A settembre di quell’anno, potevano succedere molte cose, tra cui la più probabile appariva uno smantellamento completo del velivolo. Mentre forse la più proficua, per noi tutti, si verificò: la HAV si offrì infatti, trovandosi immediatamente assecondata, di riacquistare quanto aveva prodotto per il costo relativamente irrisorio di 301.000 dollari. L’Airlander quindi fu smontato e trasportato in Inghilterra, dove ormai si trova da diversi anni, mentre i circa 150 dipendenti dell’azienda lavorano alacremente, per migliorarne le condizioni operative e le funzionalità. Fino al giorno, sull’inizio di questa settimana, in cui è stato ri-presentato ufficialmente al pubblico e alla stampa, in occasione del completamento della sua nuova cabina di comando, dotata di strumentazione particolarmente avanzata. Ma erano già stati in molti a credere nel suo futuro, tra cui niente meno che Bruce Dickinson, il cantante principale degli Iron Maiden, tra i principali investitori nel progetto esterni al mondo dell’aviazione. L’idea futura, sua e di molti altri, sarebbe quella di trasformare un simile velivolo in grado di restare in aria per settimane in una sorta di nave da crociera dei cieli, in grado di permettere l’osservazione del mondo da un’angolazione nuova. Un’idea certamente affascinante. Che non mancherà di attrarre l’attenzione, assieme al sostegno, di molte altre personalità facoltose.
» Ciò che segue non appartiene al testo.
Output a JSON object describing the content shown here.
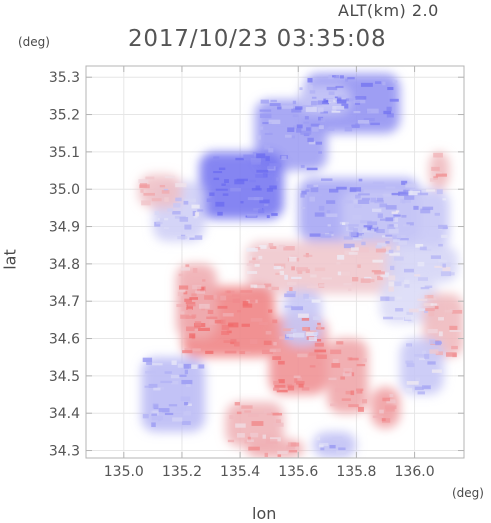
{
  "header": {
    "altitude": "ALT(km) 2.0",
    "timestamp": "2017/10/23 03:35:08"
  },
  "colors": {
    "frame": "#b4b4b4",
    "grid": "#e6e6e6",
    "positive": "#f06a6a",
    "negative": "#6b6bf0",
    "neutral": "#f0f0f8"
  },
  "chart_data": {
    "type": "heatmap",
    "title": "2017/10/23 03:35:08",
    "xlabel": "lon",
    "ylabel": "lat",
    "x_unit": "(deg)",
    "y_unit": "(deg)",
    "xlim": [
      134.87,
      136.17
    ],
    "ylim": [
      34.28,
      35.33
    ],
    "x_ticks": [
      135.0,
      135.2,
      135.4,
      135.6,
      135.8,
      136.0
    ],
    "x_tick_labels": [
      "135.0",
      "135.2",
      "135.4",
      "135.6",
      "135.8",
      "136.0"
    ],
    "y_ticks": [
      34.3,
      34.4,
      34.5,
      34.6,
      34.7,
      34.8,
      34.9,
      35.0,
      35.1,
      35.2,
      35.3
    ],
    "y_tick_labels": [
      "34.3",
      "34.4",
      "34.5",
      "34.6",
      "34.7",
      "34.8",
      "34.9",
      "35.0",
      "35.1",
      "35.2",
      "35.3"
    ],
    "grid": true,
    "colorscale": "diverging blue-white-red",
    "regions": [
      {
        "lon": [
          135.62,
          135.95
        ],
        "lat": [
          35.15,
          35.31
        ],
        "value": -0.7
      },
      {
        "lon": [
          135.45,
          135.7
        ],
        "lat": [
          35.05,
          35.24
        ],
        "value": -0.6
      },
      {
        "lon": [
          135.26,
          135.55
        ],
        "lat": [
          34.92,
          35.1
        ],
        "value": -0.9
      },
      {
        "lon": [
          135.6,
          136.02
        ],
        "lat": [
          34.86,
          35.03
        ],
        "value": -0.55
      },
      {
        "lon": [
          135.75,
          136.12
        ],
        "lat": [
          34.84,
          35.0
        ],
        "value": -0.3
      },
      {
        "lon": [
          135.1,
          135.28
        ],
        "lat": [
          34.86,
          35.02
        ],
        "value": -0.25
      },
      {
        "lon": [
          135.05,
          135.2
        ],
        "lat": [
          34.95,
          35.04
        ],
        "value": 0.35
      },
      {
        "lon": [
          135.42,
          135.95
        ],
        "lat": [
          34.72,
          34.86
        ],
        "value": 0.3
      },
      {
        "lon": [
          135.9,
          136.15
        ],
        "lat": [
          34.75,
          34.85
        ],
        "value": -0.2
      },
      {
        "lon": [
          135.2,
          135.52
        ],
        "lat": [
          34.55,
          34.74
        ],
        "value": 0.8
      },
      {
        "lon": [
          135.5,
          135.7
        ],
        "lat": [
          34.45,
          34.66
        ],
        "value": 0.7
      },
      {
        "lon": [
          135.18,
          135.32
        ],
        "lat": [
          34.6,
          34.8
        ],
        "value": 0.5
      },
      {
        "lon": [
          135.7,
          135.84
        ],
        "lat": [
          34.4,
          34.6
        ],
        "value": 0.55
      },
      {
        "lon": [
          135.85,
          135.95
        ],
        "lat": [
          34.36,
          34.47
        ],
        "value": 0.6
      },
      {
        "lon": [
          135.88,
          136.08
        ],
        "lat": [
          34.64,
          34.76
        ],
        "value": -0.15
      },
      {
        "lon": [
          136.03,
          136.17
        ],
        "lat": [
          34.55,
          34.72
        ],
        "value": 0.4
      },
      {
        "lon": [
          135.06,
          135.28
        ],
        "lat": [
          34.35,
          34.55
        ],
        "value": -0.4
      },
      {
        "lon": [
          135.35,
          135.55
        ],
        "lat": [
          34.31,
          34.43
        ],
        "value": 0.45
      },
      {
        "lon": [
          135.42,
          135.62
        ],
        "lat": [
          34.28,
          34.33
        ],
        "value": 0.5
      },
      {
        "lon": [
          135.65,
          135.8
        ],
        "lat": [
          34.28,
          34.35
        ],
        "value": -0.35
      },
      {
        "lon": [
          135.55,
          135.68
        ],
        "lat": [
          34.58,
          34.73
        ],
        "value": -0.3
      },
      {
        "lon": [
          135.95,
          136.1
        ],
        "lat": [
          34.45,
          34.6
        ],
        "value": -0.3
      },
      {
        "lon": [
          135.6,
          135.78
        ],
        "lat": [
          35.2,
          35.28
        ],
        "value": -0.3
      },
      {
        "lon": [
          136.05,
          136.12
        ],
        "lat": [
          35.0,
          35.1
        ],
        "value": 0.4
      }
    ]
  }
}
Tra l’altro, certe forme polarizzano lo sguardo. È proprio insito nella natura umana. Perché la funzionalità e sinonimo di bellezza. E quando qualcosa di VOLANTE, assomiglia ad una parte fisica SEDUCENTE, ma al tempo stesso FORTE quanto AERODINAMICA, è impossibile trascurarne il valore estetico, l’immagine applicata ad una sorta di marketing innato. Pura pubblicità. Puro “fattore” Q.